3 China lands first jet on aircraft carrier (Dawn) China has successfully landed a fighter jet on its first aircraft carrier, which entered service two months ago, the country’s official news agency confirmed. The Liaoning aircraft carrier underscores China’s ambitions to be a leading Asian naval power, but it is not expected to carry a full complement of planes or be ready for combat for some time. Xinhua News Agency said the landing exercise marked the debut of the J-15 fighter jet, a carrier-based fighter-bomber developed by China from Russia’s Sukhoi Su-33.

Xinhua says the J-15 is able to carry anti-ship, air-to-air and air-to-ground missiles and precision-guided bombs. Since China’s Liaoning ship formally entered into service on Sept. 25, its crew members have completed more than 100 training and test programs. China bought the former Soviet navy’s unfinished carrier from Ukraine in 1998 and spent years refurbishing it.

4 Surprise on the Nile (Eric S Margolis in Khaleej Times) A year ago, I was mixing with demonstrators in Cairo’s Tahrir Square calling for an end to Hosni Mubarak’s dictatorship and democracy for Egypt’s 84 million people. What a difference a year makes. Tahrir Square is now packed with Egyptians protesting against the new revolutionary government led by the elected president, Mohamed Mursi.  Egypt is in political turmoil.

Mursi issued a decree granting him extensive — critics charge dictatorial — powers that exempts all of Mursi’s decisions and those of the elected constituent assembly from challenge by Egypt’s courts and other high government institutions. The decree is valid until a new parliament is elected. All this is very curious.  So far, Mursi has moved with extreme prudence to implement free elections, reassure Christians and secular liberals, and deftly break the iron grip of Egypt’s bloated armed forces.
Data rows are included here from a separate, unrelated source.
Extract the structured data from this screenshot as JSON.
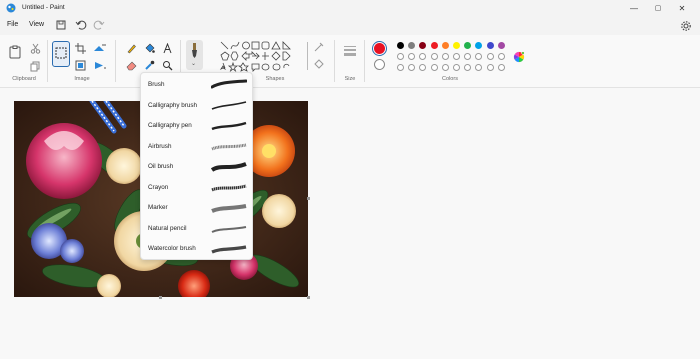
{
  "window": {
    "title": "Untitled - Paint",
    "minimize_icon": "minimize-icon",
    "maximize_icon": "maximize-icon",
    "close_icon": "close-icon"
  },
  "menu": {
    "file": "File",
    "view": "View"
  },
  "quick_access": {
    "icons": [
      "save-icon",
      "undo-icon",
      "redo-icon"
    ]
  },
  "ribbon": {
    "groups": {
      "clipboard": "Clipboard",
      "image": "Image",
      "shapes": "Shapes",
      "size": "Size",
      "colors": "Colors"
    }
  },
  "brushes": {
    "items": [
      {
        "label": "Brush"
      },
      {
        "label": "Calligraphy brush"
      },
      {
        "label": "Calligraphy pen"
      },
      {
        "label": "Airbrush"
      },
      {
        "label": "Oil brush"
      },
      {
        "label": "Crayon"
      },
      {
        "label": "Marker"
      },
      {
        "label": "Natural pencil"
      },
      {
        "label": "Watercolor brush"
      }
    ]
  },
  "colors": {
    "primary": "#e81123",
    "secondary": "#ffffff",
    "row1": [
      "#000000",
      "#7f7f7f",
      "#880015",
      "#ed1c24",
      "#ff7f27",
      "#fff200",
      "#22b14c",
      "#00a2e8",
      "#3f48cc",
      "#a349a4"
    ],
    "row2": [
      "#ffffff",
      "#c3c3c3",
      "#b97a57",
      "#ffaec9",
      "#ffc90e",
      "#efe4b0",
      "#b5e61d",
      "#99d9ea",
      "#7092be",
      "#c8bfe7"
    ]
  }
}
But, until this week, Mursi and his allies in the Muslim Brotherhood’s Freedom and Justice Party were unable to oust an entrenched cadre of Mubarak-appointed officials and henchmen in the judiciary, security police, academia, media and the diplomatic corps. They constitute what is known as Egypt’s ‘deep government’, the real power in the nation that reported directly to Mubarak’s entourage.  
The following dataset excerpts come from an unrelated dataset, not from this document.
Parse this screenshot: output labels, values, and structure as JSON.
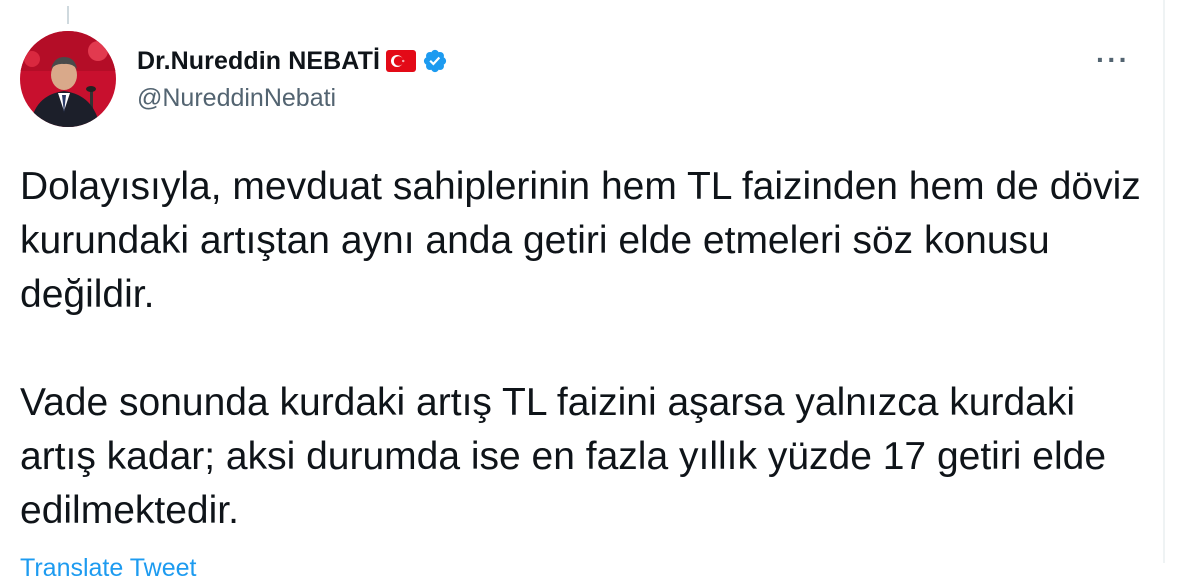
{
  "author": {
    "display_name": "Dr.Nureddin NEBATİ",
    "handle": "@NureddinNebati",
    "flag_emoji": "turkey-flag-icon",
    "verified": true
  },
  "tweet": {
    "paragraph_1": "Dolayısıyla, mevduat sahiplerinin hem TL faizinden hem de döviz kurundaki artıştan aynı anda getiri elde etmeleri söz konusu değildir.",
    "paragraph_2": "Vade sonunda kurdaki artış TL faizini aşarsa yalnızca kurdaki artış kadar; aksi durumda ise en fazla yıllık yüzde 17 getiri elde edilmektedir.",
    "translate_label": "Translate Tweet"
  },
  "more_button": {
    "label": "···"
  },
  "colors": {
    "text_primary": "#0f1419",
    "text_secondary": "#536471",
    "link": "#1d9bf0",
    "verified_badge": "#1d9bf0",
    "flag_red": "#e30a17"
  }
}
Mursi’s biggest problem: Egypt can’t feed itself nor generate funds to import food. So Cairo is forced to rely on the US and, now, Saudi Arabia and the United Arab Emirates, for a financial lifeline. Mursi’s coup has scared a lot of Egyptians and done nothing to burnish the reputation of political Islamists.Maybe Mohamed Mursi will indeed renounce his newly assumed powers once a democratic parliament opens and a new constitution enacted. If he does, he will be hailed as a second Pericles or George Washington. Alas, as Lord Acton so famously and wisely warned, “all power corrupts; ultimate power corrupts absolutely”.

5 Hatching ideas by the dozens at MIT (Hannah Seligson in The New York Times) How do you take particles in a test tube, or components in a tiny chip, and turn them into a $100 million company? Dr. Robert Langer, 64, knows how. Since the 1980s, his Langer Lab at the Massachusetts Institute of Technology has spun out companies whose products treat cancer, diabetes, heart disease and schizophrenia, among other diseases, and even thicken hair. 

A chemical engineer by training, Dr. Langer has helped start 25 companies and has 811 patents, issued or pending, to his name. That’s not too far behind Thomas Edison, who had 1,093. More than 250 companies have licensed or sublicensed Langer Lab patents. Along the way, Dr. Langer and his lab, including about 60 postdoctoral and graduate students at a time, have found a way to navigate some slippery territory: the intersection of academic research and the commercial market. 

Over the last 30 years, many universities — including MIT — have set up licensing offices that oversee the transfer of scientific discoveries to companies. These offices have become a major pathway for universities seeking to put their research to practical use, not to mention add to their revenue streams. In the sciences in particular, technology transfer has become a key way to bring drugs and other treatments to market. “The model of biomedical innovation relies on research coming out of universities, often funded by public money,” says Josephine Johnston, director of research at the Hastings Center, a bioethics research organization based in Garrison, NY.